Nothing at the Christian Science Monitor, except for an item buried under the headline, “Obama takes on Glenn Beck and ‘tea party’ critics over healthcare.”

Meanwhile, Obama beat a hasty retreat out of DC, to “Democratic-leaning Minnesota.”

Updated (Sept. 14): FLY-OVER OBAMA. I extend our appreciation to Chip for imparting the feel and impetus of the march he attended. We hope to hear more from him.
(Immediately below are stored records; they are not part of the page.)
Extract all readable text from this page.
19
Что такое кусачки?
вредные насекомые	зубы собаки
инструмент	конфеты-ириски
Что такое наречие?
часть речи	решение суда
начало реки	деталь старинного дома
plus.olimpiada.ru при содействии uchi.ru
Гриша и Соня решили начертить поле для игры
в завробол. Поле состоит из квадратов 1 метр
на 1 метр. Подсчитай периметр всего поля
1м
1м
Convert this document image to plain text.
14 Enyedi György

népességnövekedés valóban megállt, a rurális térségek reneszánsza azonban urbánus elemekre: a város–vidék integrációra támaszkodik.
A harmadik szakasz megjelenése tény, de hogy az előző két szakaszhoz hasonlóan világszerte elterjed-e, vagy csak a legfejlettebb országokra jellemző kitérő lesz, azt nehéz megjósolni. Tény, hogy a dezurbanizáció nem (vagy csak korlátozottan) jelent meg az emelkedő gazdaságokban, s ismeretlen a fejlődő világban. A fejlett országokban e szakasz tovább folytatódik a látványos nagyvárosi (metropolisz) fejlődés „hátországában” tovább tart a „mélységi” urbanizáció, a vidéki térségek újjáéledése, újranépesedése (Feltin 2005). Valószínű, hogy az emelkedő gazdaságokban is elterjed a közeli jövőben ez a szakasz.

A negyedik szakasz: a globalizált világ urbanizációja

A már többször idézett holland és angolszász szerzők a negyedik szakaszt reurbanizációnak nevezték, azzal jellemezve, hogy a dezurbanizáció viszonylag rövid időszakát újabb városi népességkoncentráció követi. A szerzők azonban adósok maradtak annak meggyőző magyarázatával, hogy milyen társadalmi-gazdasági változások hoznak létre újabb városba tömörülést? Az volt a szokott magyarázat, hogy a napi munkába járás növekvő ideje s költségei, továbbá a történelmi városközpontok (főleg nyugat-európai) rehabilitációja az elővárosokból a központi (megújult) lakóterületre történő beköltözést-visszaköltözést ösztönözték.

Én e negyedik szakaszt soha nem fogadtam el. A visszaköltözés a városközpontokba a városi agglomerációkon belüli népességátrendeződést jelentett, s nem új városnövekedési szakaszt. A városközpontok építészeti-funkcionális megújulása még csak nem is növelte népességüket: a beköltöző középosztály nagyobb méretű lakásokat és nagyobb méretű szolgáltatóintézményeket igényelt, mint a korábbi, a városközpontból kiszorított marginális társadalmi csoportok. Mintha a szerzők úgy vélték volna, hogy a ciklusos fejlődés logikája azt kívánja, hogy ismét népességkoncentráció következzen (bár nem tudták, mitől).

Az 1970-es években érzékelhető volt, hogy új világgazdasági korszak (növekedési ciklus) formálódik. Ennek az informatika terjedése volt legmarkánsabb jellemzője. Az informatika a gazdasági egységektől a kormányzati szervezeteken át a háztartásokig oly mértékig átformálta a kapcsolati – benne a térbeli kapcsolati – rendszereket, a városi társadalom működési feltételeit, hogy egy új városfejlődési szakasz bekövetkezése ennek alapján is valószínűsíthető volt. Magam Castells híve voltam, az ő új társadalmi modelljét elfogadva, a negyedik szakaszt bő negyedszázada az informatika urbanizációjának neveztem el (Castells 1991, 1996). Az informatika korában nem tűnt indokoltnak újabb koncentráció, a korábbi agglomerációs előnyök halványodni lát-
Chip’s “Goebbels” comment: According to the Pew Research Center, “The public’s assessment of the accuracy of news stories is now at its lowest level in more than two decades of Pew Research surveys, and Americans’ views of media bias and independence now match previous lows.”

The underlying process that accounts for the malign and deficient reporting on the rising opposition to statism is suggested in Pat Buchanan’s latest:

“In what sense are we one nation and one people anymore? For what is a nation if not a people of a common ancestry, faith, culture and language, who worship the same God, revere the same heroes, cherish the same history, celebrate the same holidays, and share the same music, poetry, art and literature?”

The answer is: America, for the most, is no longer a nation, but a disparate collection of identity groups supervised and subdued by a massive managerial state intent on dissolving the historical people and electing another. The propositional nation has replaced the nation. America is but “a notion and an idea; not a community of flesh-and-blood people sharing a mother tongue, traditions, history and heroes.”

The New York Times’ JEFF ZELENY has a decent report (which I had failed to locate yesterday, becasue not on the front page):

“A sea of protesters filled the west lawn of the Capitol and spilled onto the National Mall on Saturday in the largest rally against President Obama since he took office … demonstrators came from all corners of the country, waving American flags and handwritten signs explaining the root of their frustrations. Their anger stretched well beyond the health care legislation moving through Congress, with shouts of support for gun rights, lower taxes and a smaller government. … many demonstrators expressed their views without a hint of rage. They said the size of the crowd illustrated that their views were shared by a broader audience.
Republican officials said privately that they were pleased by the turnout but wary of the anger directed at all politicians. … [My emphasis]
Protesters came by bus, car and airplane, arriving here from Texas and Tennessee, New Mexico and New Hampshire, Ohio and Oregon. The messages on their signs told of an intense distrust of the government, which several people said began long before Mr. Obama took office. …
In conversations with demonstrators, people identified themselves as Republicans, libertarians, independents and former. …” Democrats. [Ditto re emphasis]

ON HIS NOT-SO-MERRY way out of the capital, “Mr. Obama … flew over the assembling crowd in Marine One. The helicopter could be seen flying overhead as the demonstrators marched down Pennsylvania Avenue.”